Something I might otherwise have been embarrassed to acknowledge resonated with my friend and helped us feel better about the situation.

But one of my biggest concerns at the outset of this project was that I would say something that really hurt someone I cared about.

I worried that any uncomfortable or harsh truth I shared would take on a greater meaning than was intended and upset individuals I felt nothing but good things for. Perhaps I had an inflated sense of my impact on others, but I was surprised to learn that none of my friends could think of a specific time I had hurt them.

Even those that remembered thinking I’d been a bit rude couldn’t say what exactly it was that had made them feel that way.

As I predicted before completing the challenge, it did spark some new lines of thought about honesty and communication between my housemates.

“It made me think about how we portray things, what we choose to say, what we choose to keep to ourselves, whether we choose to keep anything to ourselves,” Strater said.

This was something I noticed even in people to whom I didn’t reveal my true intentions. The more honest I was with everyone I encountered, the more honest they were in return. Even those who had never even heard of radical honesty seemed to subconsciously match my level of truthfulness.

Even so, as the hours ticked by and my confessions kept coming, I couldn’t help but wonder if I was doing more harm than good.

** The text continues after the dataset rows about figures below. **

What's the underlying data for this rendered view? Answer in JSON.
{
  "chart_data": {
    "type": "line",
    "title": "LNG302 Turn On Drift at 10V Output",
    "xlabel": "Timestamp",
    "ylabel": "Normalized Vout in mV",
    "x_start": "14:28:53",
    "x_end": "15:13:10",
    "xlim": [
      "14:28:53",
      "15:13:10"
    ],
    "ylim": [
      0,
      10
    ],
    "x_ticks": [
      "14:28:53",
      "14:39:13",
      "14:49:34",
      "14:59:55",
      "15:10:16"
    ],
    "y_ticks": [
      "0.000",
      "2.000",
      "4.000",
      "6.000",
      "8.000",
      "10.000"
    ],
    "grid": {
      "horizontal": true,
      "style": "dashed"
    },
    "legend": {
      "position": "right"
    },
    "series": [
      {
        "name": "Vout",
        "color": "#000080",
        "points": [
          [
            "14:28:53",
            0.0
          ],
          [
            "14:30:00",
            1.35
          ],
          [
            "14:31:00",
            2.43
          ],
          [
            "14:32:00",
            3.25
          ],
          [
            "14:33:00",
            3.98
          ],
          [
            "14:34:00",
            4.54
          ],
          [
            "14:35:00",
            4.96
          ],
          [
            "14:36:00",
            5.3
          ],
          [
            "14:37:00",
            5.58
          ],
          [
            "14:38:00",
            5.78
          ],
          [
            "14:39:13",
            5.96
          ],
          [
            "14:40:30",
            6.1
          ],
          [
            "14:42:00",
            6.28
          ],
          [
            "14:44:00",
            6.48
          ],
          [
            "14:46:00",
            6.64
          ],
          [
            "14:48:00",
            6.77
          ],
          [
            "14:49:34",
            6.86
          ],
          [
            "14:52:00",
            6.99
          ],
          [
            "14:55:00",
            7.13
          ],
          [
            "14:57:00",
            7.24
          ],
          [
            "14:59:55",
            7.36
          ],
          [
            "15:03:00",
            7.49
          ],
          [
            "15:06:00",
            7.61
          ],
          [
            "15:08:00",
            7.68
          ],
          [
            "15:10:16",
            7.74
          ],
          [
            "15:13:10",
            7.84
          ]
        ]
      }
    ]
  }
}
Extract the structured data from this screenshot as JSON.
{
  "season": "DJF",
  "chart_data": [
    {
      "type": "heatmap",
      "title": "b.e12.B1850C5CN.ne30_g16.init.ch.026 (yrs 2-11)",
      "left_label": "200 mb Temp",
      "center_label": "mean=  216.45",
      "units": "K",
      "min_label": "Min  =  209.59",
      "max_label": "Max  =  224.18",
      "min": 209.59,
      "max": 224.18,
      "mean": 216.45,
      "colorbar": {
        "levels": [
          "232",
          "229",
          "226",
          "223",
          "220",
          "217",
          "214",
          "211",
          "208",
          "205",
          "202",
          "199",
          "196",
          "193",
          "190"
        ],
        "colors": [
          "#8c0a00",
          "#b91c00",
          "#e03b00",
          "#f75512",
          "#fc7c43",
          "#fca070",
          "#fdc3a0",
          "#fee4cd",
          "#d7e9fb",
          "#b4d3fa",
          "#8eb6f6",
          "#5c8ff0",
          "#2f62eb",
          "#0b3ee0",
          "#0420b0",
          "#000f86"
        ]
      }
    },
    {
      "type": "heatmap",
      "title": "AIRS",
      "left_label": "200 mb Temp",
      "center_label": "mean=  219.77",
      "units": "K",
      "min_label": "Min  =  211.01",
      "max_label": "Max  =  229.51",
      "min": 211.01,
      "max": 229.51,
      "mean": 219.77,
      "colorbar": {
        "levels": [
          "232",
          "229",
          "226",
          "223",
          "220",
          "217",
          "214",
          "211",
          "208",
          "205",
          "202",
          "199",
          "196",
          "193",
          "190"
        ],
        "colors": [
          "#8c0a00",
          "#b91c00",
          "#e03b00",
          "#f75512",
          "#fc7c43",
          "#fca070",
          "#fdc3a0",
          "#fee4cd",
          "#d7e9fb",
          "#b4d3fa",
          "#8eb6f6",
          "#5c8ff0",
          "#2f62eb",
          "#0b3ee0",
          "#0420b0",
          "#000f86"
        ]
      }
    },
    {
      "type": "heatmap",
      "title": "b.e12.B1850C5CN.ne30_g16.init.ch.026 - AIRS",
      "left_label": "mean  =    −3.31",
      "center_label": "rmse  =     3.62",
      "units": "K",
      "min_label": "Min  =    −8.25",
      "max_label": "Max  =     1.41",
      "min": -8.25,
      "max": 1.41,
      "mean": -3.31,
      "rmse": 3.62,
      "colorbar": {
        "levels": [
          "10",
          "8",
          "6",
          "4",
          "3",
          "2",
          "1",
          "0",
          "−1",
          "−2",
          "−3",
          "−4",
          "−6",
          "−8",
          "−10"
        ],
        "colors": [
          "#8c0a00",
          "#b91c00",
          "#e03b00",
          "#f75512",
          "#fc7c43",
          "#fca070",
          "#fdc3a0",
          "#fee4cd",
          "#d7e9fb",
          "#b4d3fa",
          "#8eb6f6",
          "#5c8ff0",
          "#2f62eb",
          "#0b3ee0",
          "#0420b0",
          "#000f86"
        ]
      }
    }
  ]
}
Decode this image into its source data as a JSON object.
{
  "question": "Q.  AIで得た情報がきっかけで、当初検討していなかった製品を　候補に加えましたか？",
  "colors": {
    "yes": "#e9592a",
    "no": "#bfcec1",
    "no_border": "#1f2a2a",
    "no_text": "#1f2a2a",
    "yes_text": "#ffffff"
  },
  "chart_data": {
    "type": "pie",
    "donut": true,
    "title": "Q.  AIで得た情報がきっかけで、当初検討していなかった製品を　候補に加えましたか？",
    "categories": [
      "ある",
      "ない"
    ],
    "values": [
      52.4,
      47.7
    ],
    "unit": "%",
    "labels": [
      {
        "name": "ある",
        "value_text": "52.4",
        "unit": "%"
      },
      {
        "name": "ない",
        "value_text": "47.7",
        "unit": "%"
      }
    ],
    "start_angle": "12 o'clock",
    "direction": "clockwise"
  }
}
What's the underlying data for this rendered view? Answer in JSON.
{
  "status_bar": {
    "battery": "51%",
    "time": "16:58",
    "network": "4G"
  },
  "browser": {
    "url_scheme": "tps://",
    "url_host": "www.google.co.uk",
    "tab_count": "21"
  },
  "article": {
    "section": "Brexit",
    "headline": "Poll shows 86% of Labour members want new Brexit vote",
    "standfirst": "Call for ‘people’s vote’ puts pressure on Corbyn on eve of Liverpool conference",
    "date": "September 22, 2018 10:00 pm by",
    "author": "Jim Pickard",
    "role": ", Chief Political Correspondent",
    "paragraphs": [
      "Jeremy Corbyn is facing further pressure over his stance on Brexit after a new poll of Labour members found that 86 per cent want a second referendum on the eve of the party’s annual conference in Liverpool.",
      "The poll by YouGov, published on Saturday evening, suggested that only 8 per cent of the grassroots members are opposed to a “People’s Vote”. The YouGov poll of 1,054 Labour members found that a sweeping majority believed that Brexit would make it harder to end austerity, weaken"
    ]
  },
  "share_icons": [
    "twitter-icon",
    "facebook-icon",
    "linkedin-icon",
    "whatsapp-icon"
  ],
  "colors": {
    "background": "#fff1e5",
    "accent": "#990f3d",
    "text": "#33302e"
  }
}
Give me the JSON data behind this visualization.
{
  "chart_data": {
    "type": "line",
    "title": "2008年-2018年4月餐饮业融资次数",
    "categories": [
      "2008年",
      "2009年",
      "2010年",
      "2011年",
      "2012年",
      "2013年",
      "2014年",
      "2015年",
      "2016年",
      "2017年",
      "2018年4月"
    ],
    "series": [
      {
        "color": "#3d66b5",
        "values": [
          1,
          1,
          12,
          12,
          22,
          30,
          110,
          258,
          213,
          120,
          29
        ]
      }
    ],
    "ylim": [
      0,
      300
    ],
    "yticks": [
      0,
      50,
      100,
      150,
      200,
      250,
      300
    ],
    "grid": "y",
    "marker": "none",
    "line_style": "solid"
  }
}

Before this experiment, the vast majority of lies I told were merely out of convenience. I told my friends what I knew they hoped to hear:

Yes, your dress is cute. Yes, of course, tell me more about your day.

Was it really so wrong to tell people things I knew would make them happy? According to Udo Schuklenk, a professor of ethics at Queen’s, it might be.

“People have always insisted in ethics that the only way to show respect for another person as a person is to be honest to them. If you don’t do that, you don’t value them as a person really,” Schuklenk said.

Even so, things aren’t always so black and white.

“Imagine you are always honest in relationships except, you know, your sex life has really gone down the drain, you have been married for five years, you’ve been there, done that and you really hate it a lot,” Schuklenk said. “Are you really going to tell your partner that … the sex life’s really terrible and you would love to do something with somebody else for a change just to get something else going?”

In this tricky case, dishonesty proves be the most respectful choice to the other person.

Even so, Schuklenk does his best not to lie in his own life, if largely for pragmatic reasons.

“I don’t lie anymore because it totally, just about always when you try, it balloons out of control completely.”

He claims this helps him eliminate extra stress associated with “covering [his] tracks” and regularly acknowledges little mistakes he’s made rather than attempting to cover them up.

“If I forgot to respond to an email, I just admitted that and responded.”

But regardless of what approach is best to take, Shuklenk said the way people normally communicate — white lies and all — probably makes people happier than being radically honest.

“Because the world probably is a nicer looking place, not a more honestly nice place, but it might be a more pleasant place to live because you wouldn’t always want to know.”